Nous ne pouvions pas nous permettre de nous éclairer, au risque d’attirer l’ennemi.

– On peut tout aussi bien tourner en rond et faire demi-tour sans nous en rendre compte, remarqua Orialis.

– Peut-être, mais dans ce cas Swèèn nous le dirait. Pas vrai, Swèèn ? lui lançai-je.

– Exactement. Je peux aisément me repérer de nuit. Et je ne vais certainement pas faillir à ma réputation ! D’ailleurs, tournez légèrement sur votre gauche, et attention à l’arbre sur la droite…

 Nos yeux commençaient à s’habituer à l’obscurité. Je pouvais maintenant distinguer le contour des conifères, ce qui me permit de ne plus foncer dedans involontairement. Heureusement, Swèèn nous prévenait lorsque nous rencontrions quelques racines ou buissons. De sorte que l’on entendait souvent sa douce voix double, troublant l’angoissant silence, dire : « Avorian, vous êtes sur le point de percuter un arbuste » ou bien : « Orialis, ne posez surtout pas votre adorable petit pied sur cette racine, je ne pourrais supporter de voir votre corps si majestueux choir » ou encore : « ma chère et gracieuse Kiarah, attention à l’énorme caillou qui entrave ta route ». Ce qui valut quelques éclats de rire. Swèèn avait décidément le sens de l’humour, et ce, en toute circonstance !

 Malgré la fatigue due à cette marche peu coutumière, la peur me réveillait totalement. Je n’osais penser à ce qui pouvait nous arriver si la créature revenait. La planète-lune Héliaka ne s’était sans doute pas levée cette nuit ; je n’apercevais plus la forme des arbres. Nous avancions désormais à l’aveuglette en nous serrant les mains. Ce geste nous rassurait. Swèèn continuait à nous prévenir lorsque des obstacles encombraient notre chemin. Mais parfois, il oubliait d’anticiper car son don de nyctalopie lui semblait tellement évident qu’il en omettait notre « cécité » temporaire.

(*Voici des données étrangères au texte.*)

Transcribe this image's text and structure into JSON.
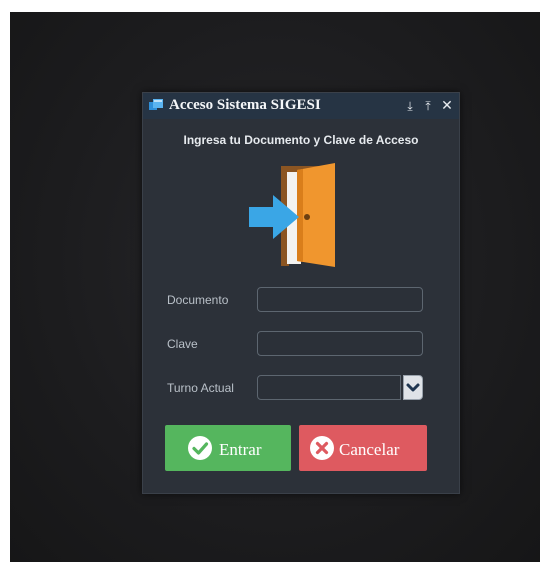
{
  "window": {
    "title": "Acceso Sistema SIGESI",
    "minimize_glyph": "⤓",
    "maximize_glyph": "⤒",
    "close_glyph": "✕",
    "app_icon": "window-app-icon"
  },
  "prompt": "Ingresa tu Documento y Clave de Acceso",
  "illustration": "door-enter-icon",
  "form": {
    "documento": {
      "label": "Documento",
      "value": ""
    },
    "clave": {
      "label": "Clave",
      "value": ""
    },
    "turno": {
      "label": "Turno Actual",
      "selected": "",
      "icon": "chevron-down-icon"
    }
  },
  "actions": {
    "enter": {
      "label": "Entrar",
      "icon": "check-circle-icon",
      "color": "#55b65e"
    },
    "cancel": {
      "label": "Cancelar",
      "icon": "x-circle-icon",
      "color": "#de5a60"
    }
  },
  "colors": {
    "dialog_bg": "#2c3139",
    "titlebar_bg": "#263444",
    "door_orange": "#f0962e",
    "arrow_blue": "#3aa6e6"
  }
}
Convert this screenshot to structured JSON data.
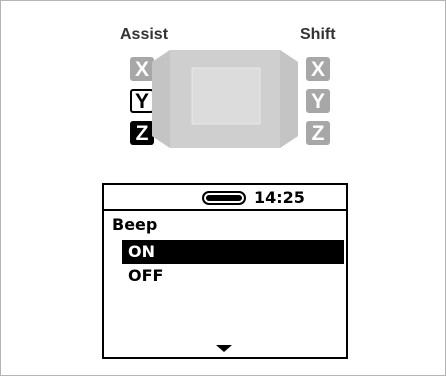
{
  "labels": {
    "assist": "Assist",
    "shift": "Shift"
  },
  "assist_keys": [
    {
      "letter": "X",
      "state": "inactive"
    },
    {
      "letter": "Y",
      "state": "outlined"
    },
    {
      "letter": "Z",
      "state": "active"
    }
  ],
  "shift_keys": [
    {
      "letter": "X",
      "state": "inactive"
    },
    {
      "letter": "Y",
      "state": "inactive"
    },
    {
      "letter": "Z",
      "state": "inactive"
    }
  ],
  "display": {
    "battery_level": 1.0,
    "time": "14:25",
    "menu_title": "Beep",
    "options": [
      {
        "label": "ON",
        "selected": true
      },
      {
        "label": "OFF",
        "selected": false
      }
    ],
    "scroll_icon": "triangle-down-icon"
  },
  "colors": {
    "inactive_key": "#a7a7a7",
    "device_body": "#cfcfcf",
    "device_screen": "#dcdcdc"
  }
}
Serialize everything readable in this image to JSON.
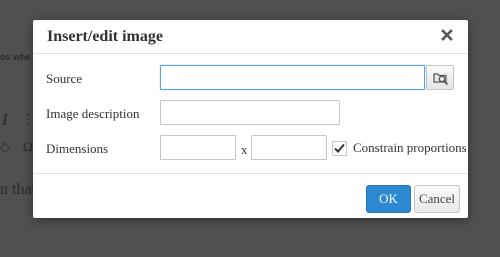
{
  "background": {
    "top_text": "os whe",
    "italic_glyph": "I",
    "list_glyph": "⋮",
    "erase_glyph": "◇",
    "omega_glyph": "Ω",
    "body_text": "n that"
  },
  "dialog": {
    "title": "Insert/edit image",
    "close_icon": "close-icon",
    "source": {
      "label": "Source",
      "value": "",
      "browse_icon": "browse-image-icon"
    },
    "description": {
      "label": "Image description",
      "value": ""
    },
    "dimensions": {
      "label": "Dimensions",
      "width": "",
      "height": "",
      "separator": "x",
      "constrain_label": "Constrain proportions",
      "constrain_checked": true
    },
    "ok_label": "OK",
    "cancel_label": "Cancel"
  },
  "colors": {
    "overlay": "#505050",
    "primary": "#2d8ad2",
    "focus_border": "#59a5e5"
  }
}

Nous percutions alors des troncs ou trébuchions sur quelque chose. Le plus effrayant était que nous ne pouvions savoir sur quoi exactement.

– Avorian, attention, tu es sur le point de te cogner contre….

 BOOM ! Avorian poussa un « aïe ».

– Un arbre ! acheva-t-il d’un ton énervé. Merci de m’avoir prévenu Swèèn, mais c’était légèrement trop tard.

 Orialis pouffa de rire.

– Oui, mais c’est l’intention qui…

 Swèèn ne put terminer sa phrase. Un hurlement déchira le silence oppressant de la forêt. Tout le monde s’arrêta net et se figea sur place. Je ne m’étais même pas rendue compte que je venais de lâcher les mains d’Orialis et d’Avorian.

– Ne bougez surtout pas ! ordonna ce dernier.

– Qu’est-ce que c’était ? tressaillit Orialis d’une voix apeurée.

– Une charmante créature sans doute, répondit Swèèn sur le ton de la plaisanterie.

– Ne faites plus un pas ! répéta Avorian. Nous ne devons surtout pas nous séparer, c’est ce que l'Ombre cherche à faire.

– Vous n’avez même pas remarqués que vous venez de lâcher vos mains ! gronda Swèèn.

– Orialis, Kiarah, vous êtes toujours à côté de moi ? demanda Avorian d’une voix forte et assurée.

 Je m’apprêtai à répondre « oui », lorsque quelque chose me tira en arrière. Je poussai un cri strident afin que mes amis comprennent qu’il était en train de m’arriver quelque chose. J’avais l’impression que mes pieds ne touchaient plus le sol. C’était trop tard. Avorian criait au loin : « Nooooon ! ».

 Une chose était sûre : L’Ombre avait réussi à nous séparer.